Nonobject oriented languages appear to be more susceptible to this, and this is more likely to occur to those who have yet to fully master advanced concepts involving object orientation. The general form of this spaghetti code appears in systems with very little software structure. “If developed using an object-oriented language the software may include a small number of objects that contain methods with very large implementations that invoke a single, multistage process flow. “.  On top of this object methods are invoked in a very predictable manner, with a negligible degree of dynamic interaction between any of the objects involved in the system. Causing the system to be very difficult to maintain or extend, allowing no opportunity to reuse the objects and modules in other similar systems. Spaghetti Code usually results in an inexperience with object oriented design technologies, similar to this no design prior to the implementation of the actual code. Another cause would be the result of developers working in isolation because of this their maybe ineffective code reviews.

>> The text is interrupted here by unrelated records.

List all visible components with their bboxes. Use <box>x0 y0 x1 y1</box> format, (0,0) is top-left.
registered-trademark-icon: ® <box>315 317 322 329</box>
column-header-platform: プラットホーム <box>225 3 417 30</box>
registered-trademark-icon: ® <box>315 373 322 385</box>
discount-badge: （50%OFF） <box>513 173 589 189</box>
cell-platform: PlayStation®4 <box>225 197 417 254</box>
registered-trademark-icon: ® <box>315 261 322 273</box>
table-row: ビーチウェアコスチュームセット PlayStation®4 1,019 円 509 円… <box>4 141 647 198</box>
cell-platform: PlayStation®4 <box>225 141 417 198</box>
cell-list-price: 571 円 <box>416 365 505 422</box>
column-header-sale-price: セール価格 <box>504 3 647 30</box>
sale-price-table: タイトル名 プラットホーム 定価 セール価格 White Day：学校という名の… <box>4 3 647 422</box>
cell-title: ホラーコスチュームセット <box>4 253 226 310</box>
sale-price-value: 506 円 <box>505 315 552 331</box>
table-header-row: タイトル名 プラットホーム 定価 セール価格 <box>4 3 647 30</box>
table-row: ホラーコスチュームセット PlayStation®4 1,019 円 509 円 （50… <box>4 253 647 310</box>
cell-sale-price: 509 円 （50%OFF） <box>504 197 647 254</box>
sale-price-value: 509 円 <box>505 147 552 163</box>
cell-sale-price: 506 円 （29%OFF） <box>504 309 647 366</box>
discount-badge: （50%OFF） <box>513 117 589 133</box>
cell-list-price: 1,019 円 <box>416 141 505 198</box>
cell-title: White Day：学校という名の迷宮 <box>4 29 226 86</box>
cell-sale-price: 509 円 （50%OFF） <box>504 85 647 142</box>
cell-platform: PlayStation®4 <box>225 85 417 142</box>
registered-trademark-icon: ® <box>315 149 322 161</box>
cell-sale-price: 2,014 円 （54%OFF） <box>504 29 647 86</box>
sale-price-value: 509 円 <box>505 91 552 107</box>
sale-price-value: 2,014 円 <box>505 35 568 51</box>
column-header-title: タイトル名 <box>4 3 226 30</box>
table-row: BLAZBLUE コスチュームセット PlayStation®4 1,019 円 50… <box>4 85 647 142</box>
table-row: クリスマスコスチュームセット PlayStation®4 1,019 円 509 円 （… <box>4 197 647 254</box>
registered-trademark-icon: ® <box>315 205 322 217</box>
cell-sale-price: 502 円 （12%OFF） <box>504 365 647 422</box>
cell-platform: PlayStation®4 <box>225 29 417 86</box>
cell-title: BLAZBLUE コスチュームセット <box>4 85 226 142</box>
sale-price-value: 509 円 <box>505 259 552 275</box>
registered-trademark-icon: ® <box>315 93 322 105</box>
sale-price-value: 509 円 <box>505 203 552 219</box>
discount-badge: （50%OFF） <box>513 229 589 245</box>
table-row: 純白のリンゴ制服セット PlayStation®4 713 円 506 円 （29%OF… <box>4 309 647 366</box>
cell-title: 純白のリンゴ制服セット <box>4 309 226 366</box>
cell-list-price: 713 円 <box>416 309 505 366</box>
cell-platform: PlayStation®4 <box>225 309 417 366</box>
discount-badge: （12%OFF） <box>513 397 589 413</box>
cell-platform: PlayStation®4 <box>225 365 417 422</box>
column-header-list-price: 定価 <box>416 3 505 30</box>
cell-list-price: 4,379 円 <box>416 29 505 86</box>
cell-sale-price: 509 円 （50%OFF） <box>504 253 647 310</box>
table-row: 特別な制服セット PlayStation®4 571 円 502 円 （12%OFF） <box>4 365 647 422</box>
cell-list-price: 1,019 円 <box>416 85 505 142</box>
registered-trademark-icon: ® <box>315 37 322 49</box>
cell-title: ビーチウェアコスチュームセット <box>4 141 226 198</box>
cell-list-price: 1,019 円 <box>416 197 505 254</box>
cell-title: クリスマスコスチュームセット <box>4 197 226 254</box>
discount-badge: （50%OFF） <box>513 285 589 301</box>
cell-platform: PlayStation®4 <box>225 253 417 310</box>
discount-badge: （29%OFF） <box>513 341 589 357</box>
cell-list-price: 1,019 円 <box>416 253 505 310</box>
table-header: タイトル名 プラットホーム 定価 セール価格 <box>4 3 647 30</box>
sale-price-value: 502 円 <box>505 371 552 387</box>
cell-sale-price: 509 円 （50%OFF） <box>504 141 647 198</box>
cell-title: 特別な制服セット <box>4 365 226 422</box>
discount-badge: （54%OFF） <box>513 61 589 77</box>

A solution to this not so delicious mess would be through software refractoring (code clean up). This being an essential part of software development, allowing most efficient clean up. When the structure becomes “compromised” through the mess its support to extensions become more and more limited to the point of useless. Ideally code cleanup should be happening throughout the entire development process but that’s an ideal situation that not everyone (including myself) follow all the time. Doing so on an hourly or daily basis is a good start to this cleanup process.

If simple code clean up is not working what next? Stopping spaghetti code through prevention is usually the best way to resolve this matter. Before you start writing the code, have a plan of what you are designing and how to structure it. Commit to actively refractoring and improving spaghetti code whenever the code needs to be modified is an extremely useful to prevent it.

Essentially if you don’t want to have spaghetti and meatball code you need to think about the overall structure and a good idea of what you are going to be developing.